I found it amusing that progressives were agitated enough by David Harsanyi's tongue-in-cheek critique of Parks and Recreation to write not one but two outraged pushbacks highlighting the evils/absurdity of the modern right. Here's the totally reasonable thing Harsanyi wrote:
Over the winter break I finally got around to binge-watching "Parks and Recreation." In case you missed the show’s seven-year run, it’s about a fascistic, small-town councilwoman who believes it’s a politician’s job to impose her notions of morality, safety, and decency on everyone, no matter what voters want or what the system dictates.
This is, of course, a perfectly accurate description of Leslie Knope, the tinpot dictator of Pawnee who thought it was her business to tell the people what size sodas they should drink and successfully turned a vacant lot into useless park land where a job-creating burger franchise could have gone. Parks and Rec (which I enjoyed quite a bit!) was always an ad for bigger and better government. The show's final insult was turning hardcore libertarian Ron Swanson into an employee of the federal government, closing his run with a shot of his smiling face as he worked his new gig on federal land. Some might think this outcome absurd. But it was all right, everything was all right, the struggle was finished. He had won the victory over himself. He loved Big Sister.*
More interesting to me than Harsanyi's accurate description of the show's themes was the way the two upset liberals discuss Parks and Rec. Salon called it "the popular NBC show" while the AV Club suggested Leslie Knope as "one of America’s most beloved sitcom characters."

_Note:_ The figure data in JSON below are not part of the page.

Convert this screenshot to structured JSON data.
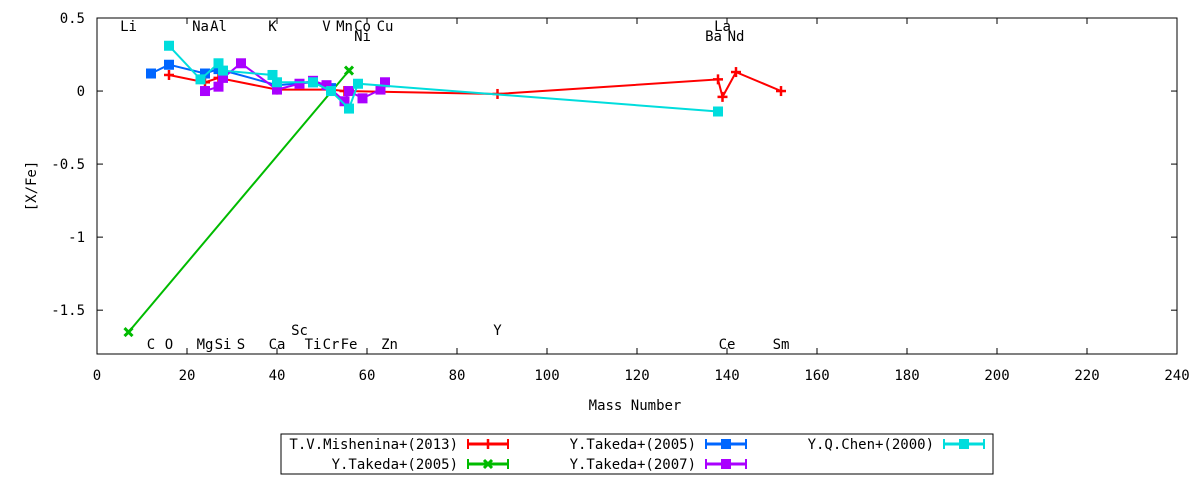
{
  "chart_data": {
    "type": "line",
    "title": "",
    "xlabel": "Mass Number",
    "ylabel": "[X/Fe]",
    "xlim": [
      0,
      240
    ],
    "ylim": [
      -1.8,
      0.5
    ],
    "xticks": [
      0,
      20,
      40,
      60,
      80,
      100,
      120,
      140,
      160,
      180,
      200,
      220,
      240
    ],
    "yticks": [
      0.5,
      0,
      -0.5,
      -1,
      -1.5
    ],
    "ytick_labels": [
      "0.5",
      "0",
      "-0.5",
      "-1",
      "-1.5"
    ],
    "grid": false,
    "legend_position": "bottom",
    "element_labels_top": [
      {
        "text": "Li",
        "x": 7,
        "row": 0
      },
      {
        "text": "Na",
        "x": 23,
        "row": 0
      },
      {
        "text": "Al",
        "x": 27,
        "row": 0
      },
      {
        "text": "K",
        "x": 39,
        "row": 0
      },
      {
        "text": "V",
        "x": 51,
        "row": 0
      },
      {
        "text": "Mn",
        "x": 55,
        "row": 0
      },
      {
        "text": "Co",
        "x": 59,
        "row": 0
      },
      {
        "text": "Cu",
        "x": 64,
        "row": 0
      },
      {
        "text": "Ni",
        "x": 59,
        "row": 1
      },
      {
        "text": "La",
        "x": 139,
        "row": 0
      },
      {
        "text": "Ba",
        "x": 137,
        "row": 1
      },
      {
        "text": "Nd",
        "x": 142,
        "row": 1
      }
    ],
    "element_labels_bottom": [
      {
        "text": "Sc",
        "x": 45,
        "row": 0
      },
      {
        "text": "Y",
        "x": 89,
        "row": 0
      },
      {
        "text": "C",
        "x": 12,
        "row": 1
      },
      {
        "text": "O",
        "x": 16,
        "row": 1
      },
      {
        "text": "Mg",
        "x": 24,
        "row": 1
      },
      {
        "text": "Si",
        "x": 28,
        "row": 1
      },
      {
        "text": "S",
        "x": 32,
        "row": 1
      },
      {
        "text": "Ca",
        "x": 40,
        "row": 1
      },
      {
        "text": "Ti",
        "x": 48,
        "row": 1
      },
      {
        "text": "Cr",
        "x": 52,
        "row": 1
      },
      {
        "text": "Fe",
        "x": 56,
        "row": 1
      },
      {
        "text": "Zn",
        "x": 65,
        "row": 1
      },
      {
        "text": "Ce",
        "x": 140,
        "row": 1
      },
      {
        "text": "Sm",
        "x": 152,
        "row": 1
      }
    ],
    "series": [
      {
        "name": "T.V.Mishenina+(2013)",
        "color": "#ff0000",
        "marker": "plus",
        "x": [
          16,
          24,
          27,
          40,
          52,
          55,
          89,
          138,
          139,
          142,
          152
        ],
        "y": [
          0.11,
          0.06,
          0.09,
          0.01,
          0.01,
          0.0,
          -0.02,
          0.08,
          -0.04,
          0.13,
          0.0
        ]
      },
      {
        "name": "Y.Takeda+(2005)",
        "color": "#00bb00",
        "marker": "x",
        "x": [
          7,
          56
        ],
        "y": [
          -1.65,
          0.14
        ]
      },
      {
        "name": "Y.Takeda+(2005)",
        "color": "#0066ff",
        "marker": "square",
        "x": [
          12,
          16,
          24,
          27,
          40,
          48,
          52
        ],
        "y": [
          0.12,
          0.18,
          0.12,
          0.15,
          0.04,
          0.06,
          0.02
        ]
      },
      {
        "name": "Y.Takeda+(2007)",
        "color": "#aa00ff",
        "marker": "square",
        "x": [
          24,
          27,
          28,
          32,
          40,
          45,
          48,
          51,
          55,
          56,
          59,
          63,
          64
        ],
        "y": [
          0.0,
          0.03,
          0.09,
          0.19,
          0.01,
          0.05,
          0.07,
          0.04,
          -0.07,
          0.0,
          -0.05,
          0.01,
          0.06
        ]
      },
      {
        "name": "Y.Q.Chen+(2000)",
        "color": "#00dddd",
        "marker": "square",
        "x": [
          16,
          23,
          27,
          28,
          39,
          40,
          48,
          52,
          56,
          58,
          138
        ],
        "y": [
          0.31,
          0.08,
          0.19,
          0.14,
          0.11,
          0.06,
          0.06,
          0.0,
          -0.12,
          0.05,
          -0.14
        ]
      }
    ]
  }
}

I guess these things are all relative, but there's really no universe in which Parks and Rec could be considered popular, full stop. Just check out the show's ratings, which were pretty dismal throughout its run. At its highpoint, the show averaged about six million viewers, meaning that about two percent of the country was watching it at any given time; more frequently, especially toward the end of its run, it was in the one percent range, viewed by three to four million people. It wasn't exactly an awards darling either, taking home one Golden Globe and picking up a handful of Emmy noms.

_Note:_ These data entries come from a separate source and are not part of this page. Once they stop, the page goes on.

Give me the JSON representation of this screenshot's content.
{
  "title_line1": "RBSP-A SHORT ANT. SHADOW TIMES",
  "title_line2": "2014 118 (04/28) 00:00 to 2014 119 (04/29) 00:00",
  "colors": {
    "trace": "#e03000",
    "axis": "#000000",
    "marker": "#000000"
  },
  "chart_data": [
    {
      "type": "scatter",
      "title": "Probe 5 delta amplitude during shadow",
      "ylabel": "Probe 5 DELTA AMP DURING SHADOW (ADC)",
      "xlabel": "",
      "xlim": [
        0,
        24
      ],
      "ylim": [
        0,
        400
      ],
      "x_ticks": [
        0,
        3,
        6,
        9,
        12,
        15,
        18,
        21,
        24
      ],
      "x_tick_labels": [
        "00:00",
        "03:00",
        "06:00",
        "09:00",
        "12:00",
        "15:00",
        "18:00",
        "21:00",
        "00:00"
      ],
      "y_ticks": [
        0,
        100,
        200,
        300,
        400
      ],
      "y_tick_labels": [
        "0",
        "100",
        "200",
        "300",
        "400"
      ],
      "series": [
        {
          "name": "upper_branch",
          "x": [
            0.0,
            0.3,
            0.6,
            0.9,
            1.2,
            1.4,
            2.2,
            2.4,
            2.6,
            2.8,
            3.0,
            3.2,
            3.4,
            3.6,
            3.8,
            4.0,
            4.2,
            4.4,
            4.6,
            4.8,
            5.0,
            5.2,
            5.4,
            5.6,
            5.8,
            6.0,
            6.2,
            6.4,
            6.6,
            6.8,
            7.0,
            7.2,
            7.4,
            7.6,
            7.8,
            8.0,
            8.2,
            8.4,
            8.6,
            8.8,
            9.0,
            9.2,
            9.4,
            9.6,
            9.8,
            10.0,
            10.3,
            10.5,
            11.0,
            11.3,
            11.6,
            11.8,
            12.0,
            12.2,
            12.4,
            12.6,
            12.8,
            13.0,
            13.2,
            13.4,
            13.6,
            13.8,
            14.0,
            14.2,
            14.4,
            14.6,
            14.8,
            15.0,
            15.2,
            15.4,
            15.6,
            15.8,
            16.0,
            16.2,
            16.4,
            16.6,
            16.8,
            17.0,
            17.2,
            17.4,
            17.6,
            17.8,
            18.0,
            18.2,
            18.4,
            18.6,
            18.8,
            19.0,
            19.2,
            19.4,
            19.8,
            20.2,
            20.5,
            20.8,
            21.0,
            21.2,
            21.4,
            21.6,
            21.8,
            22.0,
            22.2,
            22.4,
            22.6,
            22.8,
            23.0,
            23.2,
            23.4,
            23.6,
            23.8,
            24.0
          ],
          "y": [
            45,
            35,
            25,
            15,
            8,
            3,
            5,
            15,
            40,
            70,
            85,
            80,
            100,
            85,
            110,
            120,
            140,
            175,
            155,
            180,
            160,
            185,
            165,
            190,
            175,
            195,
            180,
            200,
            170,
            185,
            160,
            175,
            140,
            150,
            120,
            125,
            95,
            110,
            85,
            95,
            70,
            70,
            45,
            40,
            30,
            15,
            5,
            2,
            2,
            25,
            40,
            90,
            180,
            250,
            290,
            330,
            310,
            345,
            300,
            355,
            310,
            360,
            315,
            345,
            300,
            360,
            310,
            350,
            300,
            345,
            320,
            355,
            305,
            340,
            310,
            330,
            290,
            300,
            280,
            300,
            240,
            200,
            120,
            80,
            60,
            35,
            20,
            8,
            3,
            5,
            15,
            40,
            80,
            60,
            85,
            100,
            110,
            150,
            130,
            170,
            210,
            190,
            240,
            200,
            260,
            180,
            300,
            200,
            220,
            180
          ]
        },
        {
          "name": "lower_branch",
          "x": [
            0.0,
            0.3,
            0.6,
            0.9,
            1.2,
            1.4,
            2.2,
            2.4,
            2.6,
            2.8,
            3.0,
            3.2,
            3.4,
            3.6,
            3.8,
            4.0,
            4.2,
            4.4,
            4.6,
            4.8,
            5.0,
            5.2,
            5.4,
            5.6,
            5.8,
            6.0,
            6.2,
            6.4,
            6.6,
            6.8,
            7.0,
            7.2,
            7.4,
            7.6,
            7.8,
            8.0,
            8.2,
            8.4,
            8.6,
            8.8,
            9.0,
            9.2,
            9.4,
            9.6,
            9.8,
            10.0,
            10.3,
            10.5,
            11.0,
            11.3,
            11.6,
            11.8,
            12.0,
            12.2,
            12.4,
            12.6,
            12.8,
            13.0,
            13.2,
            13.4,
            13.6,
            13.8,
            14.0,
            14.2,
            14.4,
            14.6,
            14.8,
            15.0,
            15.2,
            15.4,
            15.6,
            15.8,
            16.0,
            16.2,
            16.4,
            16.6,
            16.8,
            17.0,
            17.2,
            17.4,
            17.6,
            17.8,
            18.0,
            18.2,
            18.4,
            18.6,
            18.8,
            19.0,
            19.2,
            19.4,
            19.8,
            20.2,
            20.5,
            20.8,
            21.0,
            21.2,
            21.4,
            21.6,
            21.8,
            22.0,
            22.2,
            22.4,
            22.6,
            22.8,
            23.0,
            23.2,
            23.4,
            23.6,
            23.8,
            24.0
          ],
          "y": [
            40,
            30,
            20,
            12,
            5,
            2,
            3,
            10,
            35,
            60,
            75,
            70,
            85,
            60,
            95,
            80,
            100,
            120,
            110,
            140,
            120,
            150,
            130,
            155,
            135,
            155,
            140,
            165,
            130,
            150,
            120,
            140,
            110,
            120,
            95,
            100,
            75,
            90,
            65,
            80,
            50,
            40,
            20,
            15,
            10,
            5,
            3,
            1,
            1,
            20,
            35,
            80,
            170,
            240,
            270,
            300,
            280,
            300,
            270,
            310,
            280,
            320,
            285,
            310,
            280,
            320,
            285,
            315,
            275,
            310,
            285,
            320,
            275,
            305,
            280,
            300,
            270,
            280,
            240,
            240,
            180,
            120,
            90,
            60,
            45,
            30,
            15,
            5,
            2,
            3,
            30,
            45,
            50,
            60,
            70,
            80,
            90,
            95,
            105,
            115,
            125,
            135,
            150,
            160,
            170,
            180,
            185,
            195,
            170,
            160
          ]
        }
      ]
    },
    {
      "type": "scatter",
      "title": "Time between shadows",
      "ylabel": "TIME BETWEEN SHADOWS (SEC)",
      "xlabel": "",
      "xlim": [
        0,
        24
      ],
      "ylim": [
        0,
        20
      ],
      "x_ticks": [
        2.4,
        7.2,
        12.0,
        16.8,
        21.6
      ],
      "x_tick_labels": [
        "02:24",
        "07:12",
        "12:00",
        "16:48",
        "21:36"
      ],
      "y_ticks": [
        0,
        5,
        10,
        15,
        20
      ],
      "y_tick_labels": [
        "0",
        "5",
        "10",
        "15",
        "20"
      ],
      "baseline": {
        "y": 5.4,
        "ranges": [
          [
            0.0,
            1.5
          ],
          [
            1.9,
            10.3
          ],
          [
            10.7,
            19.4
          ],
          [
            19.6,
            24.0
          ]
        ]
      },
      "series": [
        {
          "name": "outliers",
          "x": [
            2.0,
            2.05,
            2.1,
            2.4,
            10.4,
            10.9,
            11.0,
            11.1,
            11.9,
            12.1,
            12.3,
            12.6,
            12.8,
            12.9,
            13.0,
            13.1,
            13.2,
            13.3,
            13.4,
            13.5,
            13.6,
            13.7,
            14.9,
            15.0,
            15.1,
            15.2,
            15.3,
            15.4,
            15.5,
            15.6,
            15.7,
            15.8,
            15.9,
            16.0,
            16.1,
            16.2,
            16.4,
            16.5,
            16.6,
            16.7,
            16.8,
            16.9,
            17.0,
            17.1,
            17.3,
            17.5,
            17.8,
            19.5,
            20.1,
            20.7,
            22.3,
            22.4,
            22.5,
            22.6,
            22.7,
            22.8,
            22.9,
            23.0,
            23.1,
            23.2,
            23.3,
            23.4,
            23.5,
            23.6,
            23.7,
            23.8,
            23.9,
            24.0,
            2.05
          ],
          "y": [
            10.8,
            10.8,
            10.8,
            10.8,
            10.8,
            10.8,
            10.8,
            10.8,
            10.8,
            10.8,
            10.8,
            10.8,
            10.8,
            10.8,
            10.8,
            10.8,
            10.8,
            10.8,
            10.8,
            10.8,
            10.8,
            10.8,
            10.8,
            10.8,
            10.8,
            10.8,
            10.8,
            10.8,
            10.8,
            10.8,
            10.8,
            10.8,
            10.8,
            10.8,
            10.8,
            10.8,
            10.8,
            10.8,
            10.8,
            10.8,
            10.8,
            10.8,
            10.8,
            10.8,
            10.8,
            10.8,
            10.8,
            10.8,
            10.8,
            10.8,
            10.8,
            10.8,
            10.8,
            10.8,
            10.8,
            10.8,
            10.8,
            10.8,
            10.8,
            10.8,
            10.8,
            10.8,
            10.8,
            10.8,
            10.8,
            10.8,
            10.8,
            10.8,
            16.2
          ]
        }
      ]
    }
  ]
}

This isn't exactly a secret: the show's continued existence was always something of a delightful surprise, one driven in part by the fact that NBC's ratings during Parks and Rec's whole run were, well, whatever the notch below "dismal" is. But it did attract a certain type of viewer. As a writer for Vulture put it:
There’s no getting around the fact that Parks’ audience has never been big, and despite intense love from critics and the internet, viewership (at least as measured by Nielsen) never took off. ... Even as its small ratings grew smaller over the years, Parks kept its appeal with younger folks, ending last season with the youngest median age — 41.7 — of any prime-time program on ABC, CBS, or NBC. The show has also always done well with what network ratings wonks call "upscale" viewers: Last season, Parks’ audience boasted a higher concentration of adults ages 18–49 living in homes where the median income was over $100,000 than every network comedy, save one (Modern Family).
In other words, Parks and Rec was not a "popular" show as the word is commonly understood ("The Big Bang Theory" is "popular"; NCIS is "popular"), but it was "popular with younger, urban, professional, mostly liberal types." Yuppies, in other words. Parks and Rec was a show beloved by a narrow slice of yuppies, and not really anyone else.
And there's nothing wrong with that! Lots of stuff appeals to niche audiences. Monday Night Raw, for example, does Parks and Rec-esque numbers; I wouldn't say it's "popular" were I to write a piece about it. But it is interesting to hear people say something is "popular" when they mean "people I know dug it and gchatted about it and wrote posts with gifs from the show."
Anyway, thanks for listening to my rant. Now, if you'll excuse me, I have to go back to editing the popular Washington Free Beacon, which features some of America's most beloved writers.**
*If you want a vision of the future, imagine Leslie Knope's boot stamping on Ron Swanson's face—forever.
**Well, beloved writers and Stephen Gutowski.